Which SEC coaches could remain on job in 10 years?
Nick Saban turns 65 on Halloween.
If he wants to chase Bear Bryant’s records, Alabama no doubt will let him. Odds are, Saban will retire before his 75th birthday.
Removing Saban from the equation, is there an SEC coach who will be on the same sideline in 10 years?
It’s unlikely, at best, given just one current coach — LSU’s Les Miles — has survived 10 seasons, though Saban is very safely entering his 10th at Alabama.
Turnover is part of the new world order. More than half of the league’s programs have redshirt seniors with more time on campus than their head football coach.
Best bet to make it to 2026 SEC Media Days
Jim McElwain, Florida: To stay that long, two things need to happen: First, a coach has to win, and second, he has to think he can’t win bigger somewhere else. Florida has won national championships. Its recruiting pool has no shallow end. Unless Alabama comes calling, it’s hard to imagine McElwain leaving Florida for any other college job.
Butch Jones, Tennessee: Is there any football coach in the country who looks, sounds, walks and talks more like a football coach? The passion he shows for Tennessee and VFL seems too real to be part of a plan to land a better gig. And if he takes Tennessee where he wants to, there might not be many other better gigs.

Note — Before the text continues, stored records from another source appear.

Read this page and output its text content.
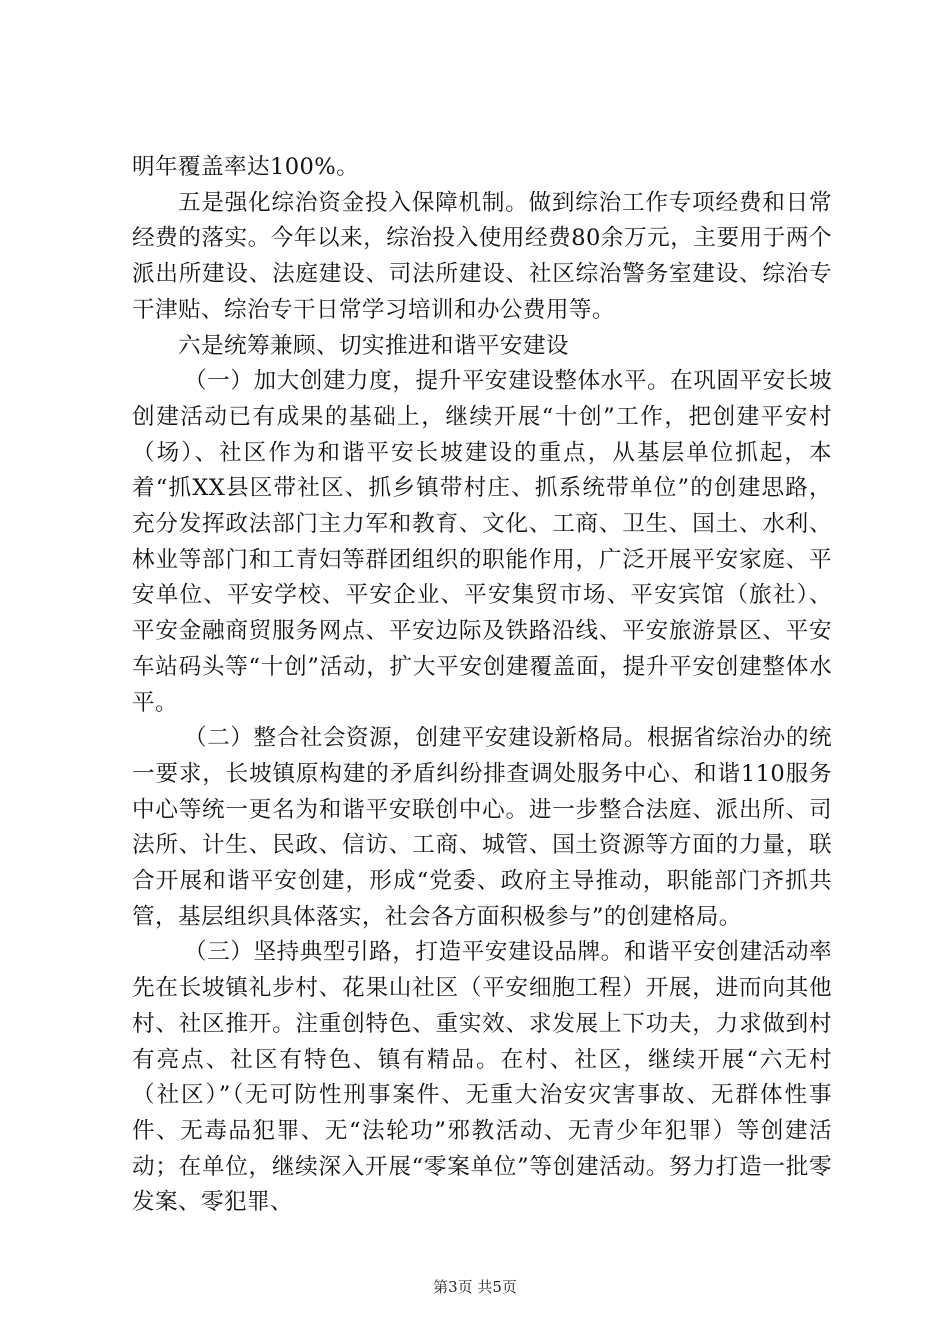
明年覆盖率达100%。

五是强化综治资金投入保障机制。做到综治工作专项经费和日常经费的落实。今年以来，综治投入使用经费80余万元，主要用于两个派出所建设、法庭建设、司法所建设、社区综治警务室建设、综治专干津贴、综治专干日常学习培训和办公费用等。

六是统筹兼顾、切实推进和谐平安建设

（一）加大创建力度，提升平安建设整体水平。在巩固平安长坡创建活动已有成果的基础上，继续开展“十创”工作，把创建平安村（场）、社区作为和谐平安长坡建设的重点，从基层单位抓起，本着“抓XX县区带社区、抓乡镇带村庄、抓系统带单位”的创建思路，充分发挥政法部门主力军和教育、文化、工商、卫生、国土、水利、林业等部门和工青妇等群团组织的职能作用，广泛开展平安家庭、平安单位、平安学校、平安企业、平安集贸市场、平安宾馆（旅社）、平安金融商贸服务网点、平安边际及铁路沿线、平安旅游景区、平安车站码头等“十创”活动，扩大平安创建覆盖面，提升平安创建整体水平。

（二）整合社会资源，创建平安建设新格局。根据省综治办的统一要求，长坡镇原构建的矛盾纠纷排查调处服务中心、和谐110服务中心等统一更名为和谐平安联创中心。进一步整合法庭、派出所、司法所、计生、民政、信访、工商、城管、国土资源等方面的力量，联合开展和谐平安创建，形成“党委、政府主导推动，职能部门齐抓共管，基层组织具体落实，社会各方面积极参与”的创建格局。

（三）坚持典型引路，打造平安建设品牌。和谐平安创建活动率先在长坡镇礼步村、花果山社区（平安细胞工程）开展，进而向其他村、社区推开。注重创特色、重实效、求发展上下功夫，力求做到村有亮点、社区有特色、镇有精品。在村、社区，继续开展“六无村（社区）”（无可防性刑事案件、无重大治安灾害事故、无群体性事件、无毒品犯罪、无“法轮功”邪教活动、无青少年犯罪）等创建活动；在单位，继续深入开展“零案单位”等创建活动。努力打造一批零发案、零犯罪、

第3页 共5页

Hugh Freeze, Ole Miss: He has it rolling, and he not only knows it, he appreciates it. Texas A&M, with all of its money, is a natural to jump on any transitional opening created by Saban’s eventual retirement from Alabama, but Freeze’s Rebels likely will be in the best position to do so.

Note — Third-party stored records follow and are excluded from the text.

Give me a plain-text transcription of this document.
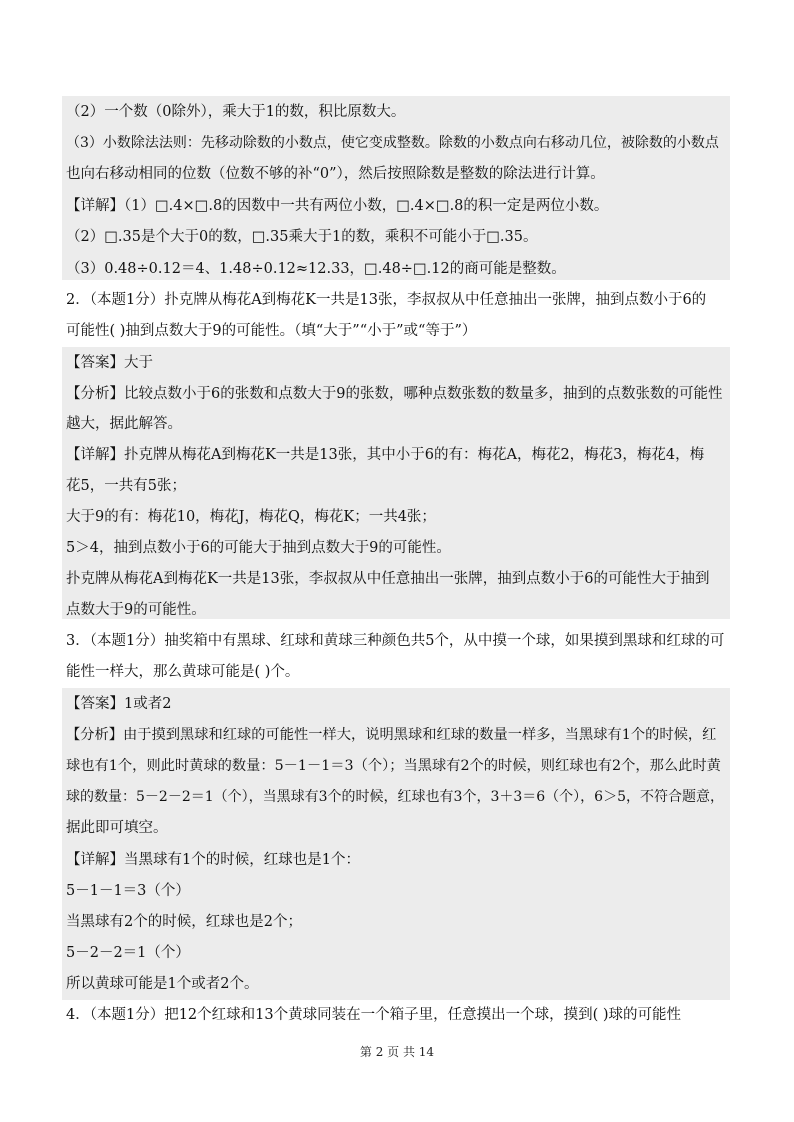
（2）一个数（0除外），乘大于1的数，积比原数大。
（3）小数除法法则：先移动除数的小数点，使它变成整数。除数的小数点向右移动几位，被除数的小数点
也向右移动相同的位数（位数不够的补“0”），然后按照除数是整数的除法进行计算。
【详解】（1）□.4×□.8的因数中一共有两位小数，□.4×□.8的积一定是两位小数。
（2）□.35是个大于0的数，□.35乘大于1的数，乘积不可能小于□.35。
（3）0.48÷0.12＝4、1.48÷0.12≈12.33，□.48÷□.12的商可能是整数。
2．（本题1分）扑克牌从梅花A到梅花K一共是13张，李叔叔从中任意抽出一张牌，抽到点数小于6的
可能性( )抽到点数大于9的可能性。（填“大于”“小于”或“等于”）
【答案】大于
【分析】比较点数小于6的张数和点数大于9的张数，哪种点数张数的数量多，抽到的点数张数的可能性
越大，据此解答。
【详解】扑克牌从梅花A到梅花K一共是13张，其中小于6的有：梅花A，梅花2，梅花3，梅花4，梅
花5，一共有5张；
大于9的有：梅花10，梅花J，梅花Q，梅花K；一共4张；
5＞4，抽到点数小于6的可能大于抽到点数大于9的可能性。
扑克牌从梅花A到梅花K一共是13张，李叔叔从中任意抽出一张牌，抽到点数小于6的可能性大于抽到
点数大于9的可能性。
3．（本题1分）抽奖箱中有黑球、红球和黄球三种颜色共5个，从中摸一个球，如果摸到黑球和红球的可
能性一样大，那么黄球可能是( )个。
【答案】1或者2
【分析】由于摸到黑球和红球的可能性一样大，说明黑球和红球的数量一样多，当黑球有1个的时候，红
球也有1个，则此时黄球的数量：5－1－1＝3（个）；当黑球有2个的时候，则红球也有2个，那么此时黄
球的数量：5－2－2＝1（个），当黑球有3个的时候，红球也有3个，3＋3＝6（个），6＞5，不符合题意，
据此即可填空。
【详解】当黑球有1个的时候，红球也是1个：
5－1－1＝3（个）
当黑球有2个的时候，红球也是2个；
5－2－2＝1（个）
所以黄球可能是1个或者2个。
4．（本题1分）把12个红球和13个黄球同装在一个箱子里，任意摸出一个球，摸到( )球的可能性
第 2 页 共 14
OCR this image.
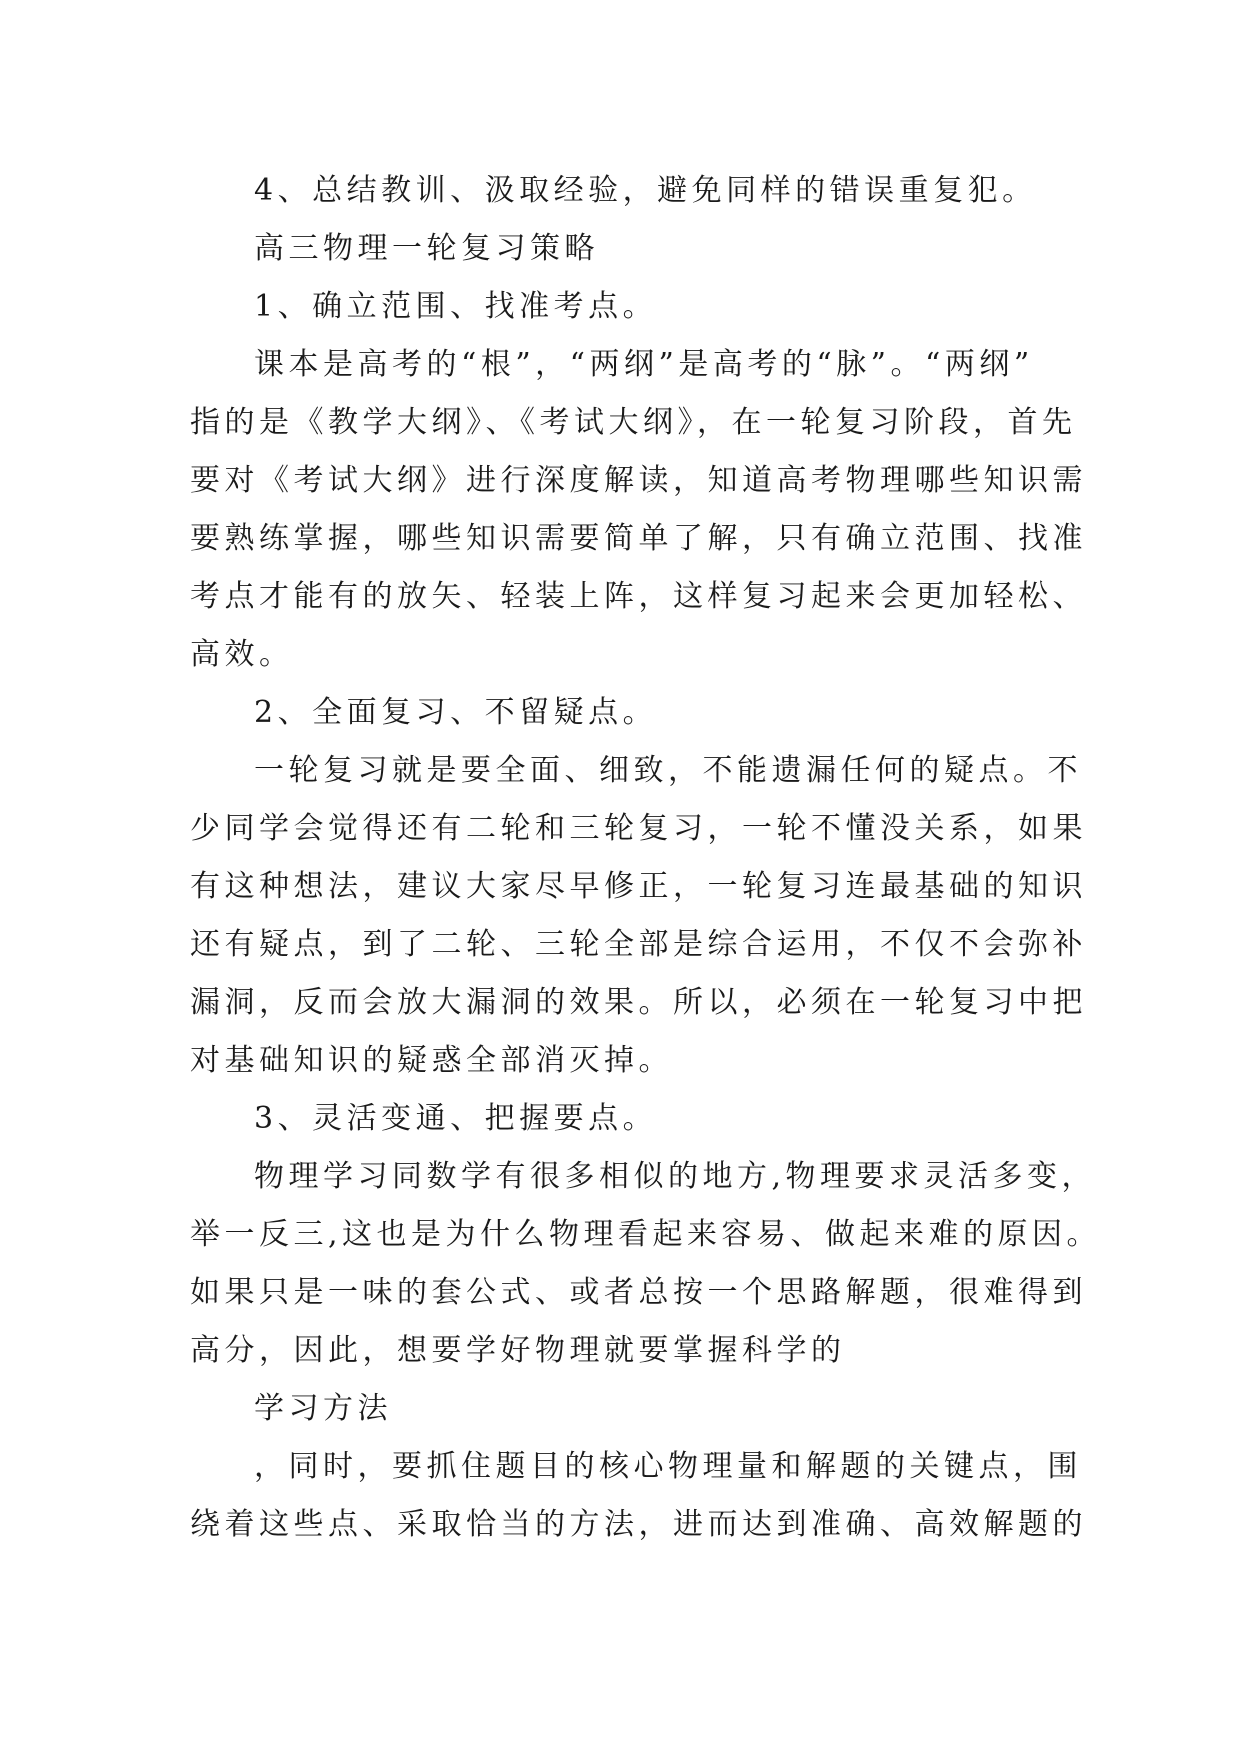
4、总结教训、汲取经验，避免同样的错误重复犯。
高三物理一轮复习策略
1、确立范围、找准考点。
课本是高考的“根”，“两纲”是高考的“脉”。“两纲”
指的是《教学大纲》、《考试大纲》，在一轮复习阶段，首先
要对《考试大纲》进行深度解读，知道高考物理哪些知识需
要熟练掌握，哪些知识需要简单了解，只有确立范围、找准
考点才能有的放矢、轻装上阵，这样复习起来会更加轻松、
高效。
2、全面复习、不留疑点。
一轮复习就是要全面、细致，不能遗漏任何的疑点。不
少同学会觉得还有二轮和三轮复习，一轮不懂没关系，如果
有这种想法，建议大家尽早修正，一轮复习连最基础的知识
还有疑点，到了二轮、三轮全部是综合运用，不仅不会弥补
漏洞，反而会放大漏洞的效果。所以，必须在一轮复习中把
对基础知识的疑惑全部消灭掉。
3、灵活变通、把握要点。
物理学习同数学有很多相似的地方,物理要求灵活多变，
举一反三,这也是为什么物理看起来容易、做起来难的原因。
如果只是一味的套公式、或者总按一个思路解题，很难得到
高分，因此，想要学好物理就要掌握科学的
学习方法
，同时，要抓住题目的核心物理量和解题的关键点，围
绕着这些点、采取恰当的方法，进而达到准确、高效解题的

Dan Mullen, Mississippi State: He seemingly is a candidate for just about every job, but each time he’s stayed. Roots are beginning to grow, and Mississippi State is the kind of program that will stay with you through a 7-6, 7-6, 6-7 stretch. He’s just their fourth coach since Rockey Felker started in 1986. He soon turns 44 and no longer is the “hot coach.” Just like Mark Dantonio at Michigan State, Mullen could go a lot of other places, but why would he?
Better days ahead …
Kevin Sumlin, Texas A&M: He’s a good situation in that he recruits well and he’ll win enough to attract another job, perhaps in the NFL. He might not find a better payday, but rather a better situation. Ten wins soon won’t be enough for the big-spending Aggies. He’s in a get-out-before-they-force-me-out situation.

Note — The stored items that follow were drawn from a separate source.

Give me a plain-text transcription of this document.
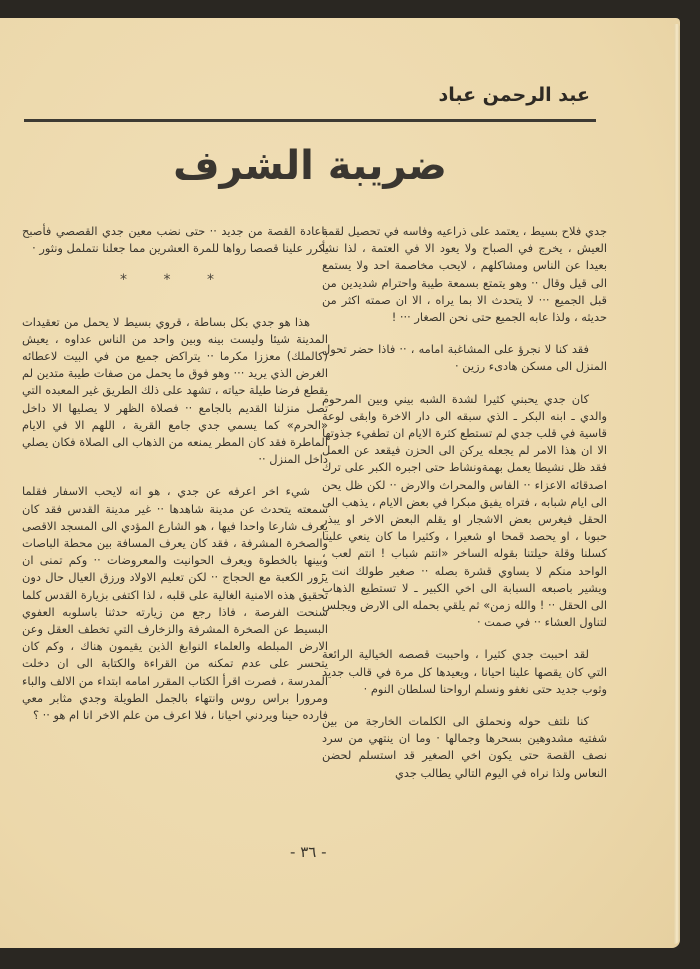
عبد الرحمن عباد
ضريبة الشرف

جدي فلاح بسيط ، يعتمد على ذراعيه وفاسه في تحصيل لقمة العيش ، يخرج في الصباح ولا يعود الا في العتمة ، لذا نشأ بعيدا عن الناس ومشاكلهم ، لايحب مخاصمة احد ولا يستمع الى قيل وقال ·· وهو يتمتع بسمعة طيبة واحترام شديدين من قبل الجميع ··· لا يتحدث الا بما يراه ، الا ان صمته اكثر من حديثه ، ولذا عابه الجميع حتى نحن الصغار ··· !

فقد كنا لا نجرؤ على المشاغبة امامه ، ·· فاذا حضر تحول المنزل الى مسكن هادىء رزين ·

كان جدي يحبني كثيرا لشدة الشبه بيني وبين المرحوم والدي ـ ابنه البكر ـ الذي سبقه الى دار الاخرة وابقى لوعة قاسية في قلب جدي لم تستطع كثرة الايام ان تطفيء جذوتها الا ان هذا الامر لم يجعله يركن الى الحزن فيقعد عن العمل فقد ظل نشيطا يعمل بهمةونشاط حتى اجبره الكبر على ترك اصدقائه الاعزاء ·· الفاس والمحراث والارض ·· لكن ظل يحن الى ايام شبابه ، فتراه يفيق مبكرا في بعض الايام ، يذهب الى الحقل فيغرس بعض الاشجار او يقلم البعض الاخر او يبذر حبوبا ، او يحصد قمحا او شعيرا ، وكثيرا ما كان ينعي علينا كسلنا وقلة حيلتنا بقوله الساخر «انتم شباب ! انتم لعب ، الواحد منكم لا يساوي قشرة بصله ·· صغير طولك انت ـ ويشير باصبعه السبابة الى اخي الكبير ـ لا تستطيع الذهاب الى الحقل ·· ! والله زمن» ثم يلقي بحمله الى الارض ويجلس لتناول العشاء ·· في صمت ·

لقد احببت جدي كثيرا ، واحببت قصصه الخيالية الرائعة التي كان يقصها علينا احيانا ، ويعيدها كل مرة في قالب جديد وثوب جديد حتى نغفو ونسلم ارواحنا لسلطان النوم ·

كنا نلتف حوله ونحملق الى الكلمات الخارجة من بين شفتيه مشدوهين بسحرها وجمالها · وما ان ينتهي من سرد نصف القصة حتى يكون اخي الصغير قد استسلم لحضن النعاس ولذا نراه في اليوم التالي يطالب جدي

باعادة القصة من جديد ·· حتى نضب معين جدي القصصي فأصبح يكرر علينا قصصا رواها للمرة العشرين مما جعلنا نتململ ونثور ·

* * *

هذا هو جدي بكل بساطة ، قروي بسيط لا يحمل من تعقيدات المدينة شيئا وليست بينه وبين واحد من الناس عداوه ، يعيش (كالملك) معززا مكرما ·· يتراكض جميع من في البيت لاعطائه الغرض الذي يريد ··· وهو فوق ما يحمل من صفات طيبة متدين لم يقطع فرضا طيلة حياته ، تشهد على ذلك الطريق غير المعبده التي تصل منزلنا القديم بالجامع ·· فصلاة الظهر لا يصليها الا داخل «الحرم» كما يسمي جدي جامع القرية ، اللهم الا في الايام الماطرة فقد كان المطر يمنعه من الذهاب الى الصلاة فكان يصلي داخل المنزل ··

شيء اخر اعرفه عن جدي ، هو انه لايحب الاسفار فقلما سمعته يتحدث عن مدينة شاهدها ·· غير مدينة القدس فقد كان يعرف شارعا واحدا فيها ، هو الشارع المؤدي الى المسجد الاقصى والصخرة المشرفة ، فقد كان يعرف المسافة بين محطة الباصات وبينها بالخطوة ويعرف الحوانيت والمعروضات ·· وكم تمنى ان يزور الكعبة مع الحجاج ·· لكن تعليم الاولاد ورزق العيال حال دون تحقيق هذه الامنية الغالية على قلبه ، لذا اكتفى بزيارة القدس كلما سنحت الفرصة ، فاذا رجع من زيارته حدثنا باسلوبه العفوي البسيط عن الصخرة المشرفة والزخارف التي تخطف العقل وعن الارض المبلطه والعلماء النوابغ الذين يقيمون هناك ، وكم كان يتحسر على عدم تمكنه من القراءة والكتابة الى ان دخلت المدرسة ، فصرت اقرأ الكتاب المقرر امامه ابتداء من الالف والباء ومرورا براس روس وانتهاء بالجمل الطويلة وجدي مثابر معي فارده حينا ويردني احيانا ، فلا اعرف من علم الاخر انا ام هو ·· ؟

- ٣٦ -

Derek Mason, Vanderbilt: James Franklin got his and got out. Mason, a defensive guru, is trying to put together the pieces, and it will get interesting — and expensive — the minute he does.
Will Muschamp, South Carolina: Coach Boom isn’t afraid to load up the moving van. Sometimes it’s not his choice, but the next time it could be. Steve Spurrier couldn’t win it all with the Gamecocks. If Muschamp can get them close, opportunities will come.
Bret Bielema, Arkansas: He jumped from Wisconsin, where he was Barry Alvarez’s hand-picked successor and job security was not a concern. When will he grow tired of finishing third in his own division? That’s the key question in this equation.
It won’t be their call …
Les Miles, LSU: Miles barely survived his 11th season. He’s already 62. If he doesn’t win the SEC West this season, it’s unlikely there will be another fourth-quarter comeback on his tenure, allowing him to go out on his own. If he does win, they’ll just want another title next season, and when that doesn’t happen. … It’s too romantic of a notion to think coaches can ride off into retirement.
Gus Malzahn, Auburn: Google “Gus Malzahn hot seat.” He’s regressed every year, and if that continues in 2016, he might not get a chance to fix it. He’s a good offensive mind, so if/when it ends, he’ll rebound quickly.
Kirby Smart, Georgia: Smart could stay in Athens for the next 25 years. He clearly loves the program and is ready to make it his. But he’s a first-time head coach, and if he doesn’t win — and win big — in the next five years, then what? Georgia just fired a coach who won 10 games almost every year.
Mark Stoops, Kentucky: He’s entering Year 4, but he’s still a first-time head coach with a 12-24 career record. He’s still looking for his first winning season. It better come quickly … or it likely will come somewhere else.
Too soon to tell
Barry Odom, Missouri: Like Smart, Odom is taking over at his alma mater. Like Stoops (and Mason and others), he’s a first-time head coach in the toughest conference in America. Lasting 10 years in your first job seems unlikely, but he’s already home, in the SEC, so where else would he want to go?